Here are some sentences about someone's routine:

1) I go to a cafe twice a week.

2) I go to a restaurant three times a week

3) I read a book four times a week.

Should he/she use "plural" noun to talk about general stuff?

I'd like to know if these sentences are right and whether they convey the message of the speaker .

  • What do you mean by a "plural noun"? Cafes instead of a cafe? There's no need to, although you can if you'd like. The indefinite article simply refers to an unspecified noun, which may or many not be the same one on each occasion. There's nothing wrong with the sentences. Commented Sep 11, 2018 at 4:28
  • @JasonBassford yes. I meant cafes instead of "a cafe" and books and restaurants instead of singular ones.
    – Masih K
    Commented Sep 11, 2018 at 4:35

2 Answers 2


There's no particular reason that plurals should be used here. The use of the indefinite article just means that the cafe, restaurant and book are unspecified, so they may or may not be the same one each time. You could use the plural, but in many cases it would be less natural.

You have to think here about what the basic sentence is. I go to a cafe is a fine sentence; it is then modified by twice a week. The number, or rather frequency, is changing the whole verb phrase, and has no impact on the validity of the grammatical number of anything in that phrase.


As always with articles, different options are valid and picking one over another is a matter of what exactly one wants to say.

For example:

  • I go to a cafe ... . [There is a cafe, which I didn't mention before, where I go ... ]
  • I go to cafe ... . [I have a habit of going to cafe, particular cafe is not important here, ...]
  • I go to cafes ... [I casually go to cafe, to different ones ...]

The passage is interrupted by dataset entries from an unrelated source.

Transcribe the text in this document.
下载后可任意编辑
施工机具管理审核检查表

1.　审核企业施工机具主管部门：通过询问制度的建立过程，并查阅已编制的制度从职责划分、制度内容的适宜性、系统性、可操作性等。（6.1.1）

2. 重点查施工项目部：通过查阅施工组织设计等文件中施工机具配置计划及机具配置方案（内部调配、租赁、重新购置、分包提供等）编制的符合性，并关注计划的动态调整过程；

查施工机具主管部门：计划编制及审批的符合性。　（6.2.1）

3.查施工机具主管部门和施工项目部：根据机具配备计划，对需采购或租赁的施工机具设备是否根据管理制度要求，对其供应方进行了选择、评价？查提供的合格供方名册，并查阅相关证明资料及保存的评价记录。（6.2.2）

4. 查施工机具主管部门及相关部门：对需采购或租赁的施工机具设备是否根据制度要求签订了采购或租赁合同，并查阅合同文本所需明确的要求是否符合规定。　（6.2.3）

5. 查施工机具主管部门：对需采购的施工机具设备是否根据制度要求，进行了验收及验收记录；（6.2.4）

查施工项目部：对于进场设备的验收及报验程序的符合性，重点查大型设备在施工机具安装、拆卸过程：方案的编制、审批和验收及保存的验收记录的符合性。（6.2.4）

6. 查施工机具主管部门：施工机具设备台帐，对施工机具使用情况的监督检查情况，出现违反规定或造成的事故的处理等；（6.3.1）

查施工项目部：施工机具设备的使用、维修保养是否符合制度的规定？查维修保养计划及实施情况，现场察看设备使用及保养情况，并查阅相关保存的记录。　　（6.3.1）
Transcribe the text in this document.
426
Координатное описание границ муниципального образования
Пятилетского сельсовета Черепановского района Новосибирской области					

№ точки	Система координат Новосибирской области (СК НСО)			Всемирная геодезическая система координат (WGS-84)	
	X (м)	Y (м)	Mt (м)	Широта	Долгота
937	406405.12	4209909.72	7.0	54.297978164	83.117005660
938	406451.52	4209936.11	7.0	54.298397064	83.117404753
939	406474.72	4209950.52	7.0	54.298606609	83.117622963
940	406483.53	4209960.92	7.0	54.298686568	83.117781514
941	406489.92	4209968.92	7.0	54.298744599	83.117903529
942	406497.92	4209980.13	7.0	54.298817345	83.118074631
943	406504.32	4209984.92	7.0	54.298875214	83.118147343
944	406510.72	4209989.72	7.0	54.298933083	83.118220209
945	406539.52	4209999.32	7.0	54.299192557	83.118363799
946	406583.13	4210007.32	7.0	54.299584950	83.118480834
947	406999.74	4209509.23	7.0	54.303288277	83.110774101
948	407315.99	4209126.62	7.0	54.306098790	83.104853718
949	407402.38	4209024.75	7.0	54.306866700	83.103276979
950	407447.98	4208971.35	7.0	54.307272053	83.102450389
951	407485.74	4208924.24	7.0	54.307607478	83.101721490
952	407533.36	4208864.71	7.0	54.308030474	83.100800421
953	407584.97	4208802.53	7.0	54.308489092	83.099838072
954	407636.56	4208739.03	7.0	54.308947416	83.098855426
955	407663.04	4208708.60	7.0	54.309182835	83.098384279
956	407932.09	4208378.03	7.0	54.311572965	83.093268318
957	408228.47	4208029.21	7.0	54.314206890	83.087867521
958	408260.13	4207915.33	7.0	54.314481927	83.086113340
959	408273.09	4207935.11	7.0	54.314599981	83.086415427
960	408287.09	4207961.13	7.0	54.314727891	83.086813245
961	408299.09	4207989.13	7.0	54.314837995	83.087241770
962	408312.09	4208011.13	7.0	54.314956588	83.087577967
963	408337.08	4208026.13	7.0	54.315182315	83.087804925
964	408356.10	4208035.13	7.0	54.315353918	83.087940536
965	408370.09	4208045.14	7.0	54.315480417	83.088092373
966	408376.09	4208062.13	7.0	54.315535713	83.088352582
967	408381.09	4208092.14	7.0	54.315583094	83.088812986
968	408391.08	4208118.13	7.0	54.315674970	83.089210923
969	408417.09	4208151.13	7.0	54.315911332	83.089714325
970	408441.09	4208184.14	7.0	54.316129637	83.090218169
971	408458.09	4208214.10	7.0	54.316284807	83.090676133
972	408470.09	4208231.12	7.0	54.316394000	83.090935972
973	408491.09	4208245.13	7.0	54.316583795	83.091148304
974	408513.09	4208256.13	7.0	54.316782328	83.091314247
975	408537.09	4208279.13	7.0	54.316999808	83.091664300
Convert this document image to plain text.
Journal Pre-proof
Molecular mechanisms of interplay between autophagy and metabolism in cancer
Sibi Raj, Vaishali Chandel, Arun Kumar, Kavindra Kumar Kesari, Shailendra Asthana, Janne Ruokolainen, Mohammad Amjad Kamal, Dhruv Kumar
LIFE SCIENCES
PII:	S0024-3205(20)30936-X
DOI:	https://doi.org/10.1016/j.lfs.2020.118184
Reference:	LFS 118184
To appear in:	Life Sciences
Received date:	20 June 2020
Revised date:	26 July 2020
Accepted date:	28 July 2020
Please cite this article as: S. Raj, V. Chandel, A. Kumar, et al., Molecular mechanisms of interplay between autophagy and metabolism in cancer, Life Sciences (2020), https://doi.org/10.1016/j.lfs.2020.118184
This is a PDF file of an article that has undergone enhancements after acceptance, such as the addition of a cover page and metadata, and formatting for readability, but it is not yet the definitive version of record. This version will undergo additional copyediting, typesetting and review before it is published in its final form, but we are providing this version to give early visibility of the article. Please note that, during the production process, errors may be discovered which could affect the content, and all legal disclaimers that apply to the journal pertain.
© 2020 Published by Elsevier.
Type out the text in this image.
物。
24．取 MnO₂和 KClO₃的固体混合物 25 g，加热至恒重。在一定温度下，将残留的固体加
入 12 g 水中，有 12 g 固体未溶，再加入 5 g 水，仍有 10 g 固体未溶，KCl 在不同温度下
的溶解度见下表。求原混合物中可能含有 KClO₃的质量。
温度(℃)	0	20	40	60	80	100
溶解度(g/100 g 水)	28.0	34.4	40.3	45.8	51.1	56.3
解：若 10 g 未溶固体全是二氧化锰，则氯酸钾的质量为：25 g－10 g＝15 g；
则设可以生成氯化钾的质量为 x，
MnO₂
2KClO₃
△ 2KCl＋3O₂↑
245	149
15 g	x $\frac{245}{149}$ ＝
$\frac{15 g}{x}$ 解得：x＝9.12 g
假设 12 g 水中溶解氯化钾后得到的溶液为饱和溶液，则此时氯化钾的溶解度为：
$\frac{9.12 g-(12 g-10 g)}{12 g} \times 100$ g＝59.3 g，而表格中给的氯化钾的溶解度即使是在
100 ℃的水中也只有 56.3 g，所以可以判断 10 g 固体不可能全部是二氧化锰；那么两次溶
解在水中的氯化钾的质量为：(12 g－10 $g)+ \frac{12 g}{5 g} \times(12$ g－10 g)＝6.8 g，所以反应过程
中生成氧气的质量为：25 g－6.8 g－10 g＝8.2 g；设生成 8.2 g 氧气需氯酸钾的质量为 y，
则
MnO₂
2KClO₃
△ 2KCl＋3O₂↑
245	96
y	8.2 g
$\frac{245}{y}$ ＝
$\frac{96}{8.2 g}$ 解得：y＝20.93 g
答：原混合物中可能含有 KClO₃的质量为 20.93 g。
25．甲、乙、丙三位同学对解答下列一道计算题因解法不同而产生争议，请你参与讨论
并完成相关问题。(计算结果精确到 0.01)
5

TL;DR: sentences are okay, you are not obliged to use plurals for the mere purpose of indicating that you are referencing things in general, just using no article will suffice.

  • 1
    In the examples, the middle one sounds unnatural. It's not a phrasing that I as a native speaker would ever use. The meaning you've applied to the second structure is covered by the version with an "a". Though I'll grant it is clearly an imprecise bit of language.